Only three days after Judge Kaplan’s spectacular ruling in the Chevron/Ecuador case, notes Paul Barrett at Business Week, “a state appellate court in California upheld a trial judge’s finding that what had been billed as a watershed liability verdict against Dole Food over pesticide use in Nicaragua was actually the product of a corrupt conspiracy by plaintiffs’ lawyers.”
The case at issue in the March 7 ruling, known as Tellez, went to trial in 2008 and produced a multimillion-dollar verdict for workers. That verdict was thrown out when Dole’s attorneys proved that many of the plaintiffs never worked for the company and weren’t, in fact, sterile. Witnesses and investigators were intimidated in Nicaragua, and plaintiffs were coached to concoct false stories.

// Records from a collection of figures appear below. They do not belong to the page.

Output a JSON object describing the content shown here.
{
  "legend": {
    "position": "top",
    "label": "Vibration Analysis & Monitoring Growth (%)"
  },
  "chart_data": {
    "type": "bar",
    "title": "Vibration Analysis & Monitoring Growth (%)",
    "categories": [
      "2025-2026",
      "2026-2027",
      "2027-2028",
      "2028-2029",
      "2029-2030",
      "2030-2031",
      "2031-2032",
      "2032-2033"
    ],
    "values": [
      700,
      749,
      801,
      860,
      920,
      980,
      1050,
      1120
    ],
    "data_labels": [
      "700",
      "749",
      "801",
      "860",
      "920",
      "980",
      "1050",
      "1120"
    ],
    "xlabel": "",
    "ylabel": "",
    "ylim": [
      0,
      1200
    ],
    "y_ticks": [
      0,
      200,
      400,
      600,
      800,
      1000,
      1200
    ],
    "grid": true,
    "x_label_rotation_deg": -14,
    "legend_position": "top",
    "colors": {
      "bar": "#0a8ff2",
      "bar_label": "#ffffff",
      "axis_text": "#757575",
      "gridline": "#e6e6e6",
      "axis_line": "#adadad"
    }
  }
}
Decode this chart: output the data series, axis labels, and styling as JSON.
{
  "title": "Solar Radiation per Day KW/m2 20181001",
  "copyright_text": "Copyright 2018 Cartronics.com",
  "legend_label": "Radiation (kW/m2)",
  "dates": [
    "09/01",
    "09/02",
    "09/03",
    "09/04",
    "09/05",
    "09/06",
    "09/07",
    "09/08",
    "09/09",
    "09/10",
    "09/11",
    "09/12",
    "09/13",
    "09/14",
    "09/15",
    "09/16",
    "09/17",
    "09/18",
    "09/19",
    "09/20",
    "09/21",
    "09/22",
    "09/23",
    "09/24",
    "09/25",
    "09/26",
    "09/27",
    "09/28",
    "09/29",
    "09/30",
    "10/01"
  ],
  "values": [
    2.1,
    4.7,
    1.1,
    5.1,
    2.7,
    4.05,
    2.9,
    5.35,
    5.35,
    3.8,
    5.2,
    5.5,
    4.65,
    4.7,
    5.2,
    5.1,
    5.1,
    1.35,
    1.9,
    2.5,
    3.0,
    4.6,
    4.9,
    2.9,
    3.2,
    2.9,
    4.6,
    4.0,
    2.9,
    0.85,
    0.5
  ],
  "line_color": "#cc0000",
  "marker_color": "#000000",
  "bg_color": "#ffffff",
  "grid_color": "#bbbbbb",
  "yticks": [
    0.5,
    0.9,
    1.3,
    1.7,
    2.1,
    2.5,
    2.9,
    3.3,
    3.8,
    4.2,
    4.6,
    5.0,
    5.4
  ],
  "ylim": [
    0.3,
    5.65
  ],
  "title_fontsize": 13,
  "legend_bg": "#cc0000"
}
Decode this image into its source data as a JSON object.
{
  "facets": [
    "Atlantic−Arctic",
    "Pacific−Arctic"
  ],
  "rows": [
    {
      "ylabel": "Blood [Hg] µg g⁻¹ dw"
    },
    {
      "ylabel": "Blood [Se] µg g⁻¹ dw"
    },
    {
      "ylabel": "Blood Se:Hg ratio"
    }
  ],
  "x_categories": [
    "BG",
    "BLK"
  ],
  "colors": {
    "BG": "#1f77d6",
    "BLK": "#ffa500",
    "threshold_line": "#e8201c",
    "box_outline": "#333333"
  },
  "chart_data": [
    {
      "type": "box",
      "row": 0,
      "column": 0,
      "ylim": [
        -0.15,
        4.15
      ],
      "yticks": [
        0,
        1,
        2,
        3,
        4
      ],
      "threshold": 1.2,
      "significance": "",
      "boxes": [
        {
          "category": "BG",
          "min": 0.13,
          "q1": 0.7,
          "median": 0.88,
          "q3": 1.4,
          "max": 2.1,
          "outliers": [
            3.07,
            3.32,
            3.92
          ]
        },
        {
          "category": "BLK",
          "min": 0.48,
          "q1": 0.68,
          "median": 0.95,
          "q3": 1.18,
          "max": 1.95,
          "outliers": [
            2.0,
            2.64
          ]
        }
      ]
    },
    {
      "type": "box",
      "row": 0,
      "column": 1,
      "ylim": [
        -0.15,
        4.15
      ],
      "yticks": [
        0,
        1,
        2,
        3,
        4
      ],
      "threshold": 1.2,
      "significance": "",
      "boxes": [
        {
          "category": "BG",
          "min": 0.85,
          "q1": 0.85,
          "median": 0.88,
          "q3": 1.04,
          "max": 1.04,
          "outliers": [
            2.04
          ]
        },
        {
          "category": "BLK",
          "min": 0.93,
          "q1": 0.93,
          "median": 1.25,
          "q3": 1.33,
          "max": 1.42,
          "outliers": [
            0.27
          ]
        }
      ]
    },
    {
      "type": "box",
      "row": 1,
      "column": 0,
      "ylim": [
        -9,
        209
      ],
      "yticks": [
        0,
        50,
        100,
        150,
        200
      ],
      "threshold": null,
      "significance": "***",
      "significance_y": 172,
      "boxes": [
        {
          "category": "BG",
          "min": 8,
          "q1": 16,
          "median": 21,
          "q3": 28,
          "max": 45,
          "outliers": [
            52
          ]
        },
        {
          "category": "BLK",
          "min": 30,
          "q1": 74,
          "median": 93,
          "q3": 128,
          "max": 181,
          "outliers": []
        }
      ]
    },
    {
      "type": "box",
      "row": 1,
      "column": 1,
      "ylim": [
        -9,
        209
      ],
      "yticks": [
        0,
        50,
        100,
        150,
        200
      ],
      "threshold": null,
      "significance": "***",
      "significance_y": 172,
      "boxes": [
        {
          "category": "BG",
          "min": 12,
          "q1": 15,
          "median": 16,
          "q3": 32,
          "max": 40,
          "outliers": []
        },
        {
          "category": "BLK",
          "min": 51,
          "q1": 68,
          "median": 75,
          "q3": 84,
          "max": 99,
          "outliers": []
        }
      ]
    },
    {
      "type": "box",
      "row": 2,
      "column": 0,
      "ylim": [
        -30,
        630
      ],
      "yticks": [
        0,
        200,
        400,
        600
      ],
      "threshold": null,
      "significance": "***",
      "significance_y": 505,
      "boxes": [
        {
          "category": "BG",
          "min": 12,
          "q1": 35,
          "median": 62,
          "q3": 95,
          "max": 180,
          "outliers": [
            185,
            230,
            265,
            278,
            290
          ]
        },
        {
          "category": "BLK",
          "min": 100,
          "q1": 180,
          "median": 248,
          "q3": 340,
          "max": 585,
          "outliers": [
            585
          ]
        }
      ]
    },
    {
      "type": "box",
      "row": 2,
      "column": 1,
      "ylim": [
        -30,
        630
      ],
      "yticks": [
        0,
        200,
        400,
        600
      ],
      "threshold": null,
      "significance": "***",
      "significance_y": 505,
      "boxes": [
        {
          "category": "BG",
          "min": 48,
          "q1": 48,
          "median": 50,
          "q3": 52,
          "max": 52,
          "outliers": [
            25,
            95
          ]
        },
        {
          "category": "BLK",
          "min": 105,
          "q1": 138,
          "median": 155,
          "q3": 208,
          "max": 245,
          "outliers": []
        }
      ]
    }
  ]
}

Barrett has related pieces here and here. He notes the string of high-profile plaintiff’s lawyers tripped up by unethical conduct — Dickie Scruggs, Bill Lerach, Mel Weiss, Stan Chesley — and observes that the jackpots obtained by the mass tort bar in the 1990s incentivized, when they were not themselves the result of, ethical problems that have taken years to play themselves out. I’ve been on these themes since (and before) my book The Rule of Lawyers, and began tracking the banana pesticide litigation five years ago.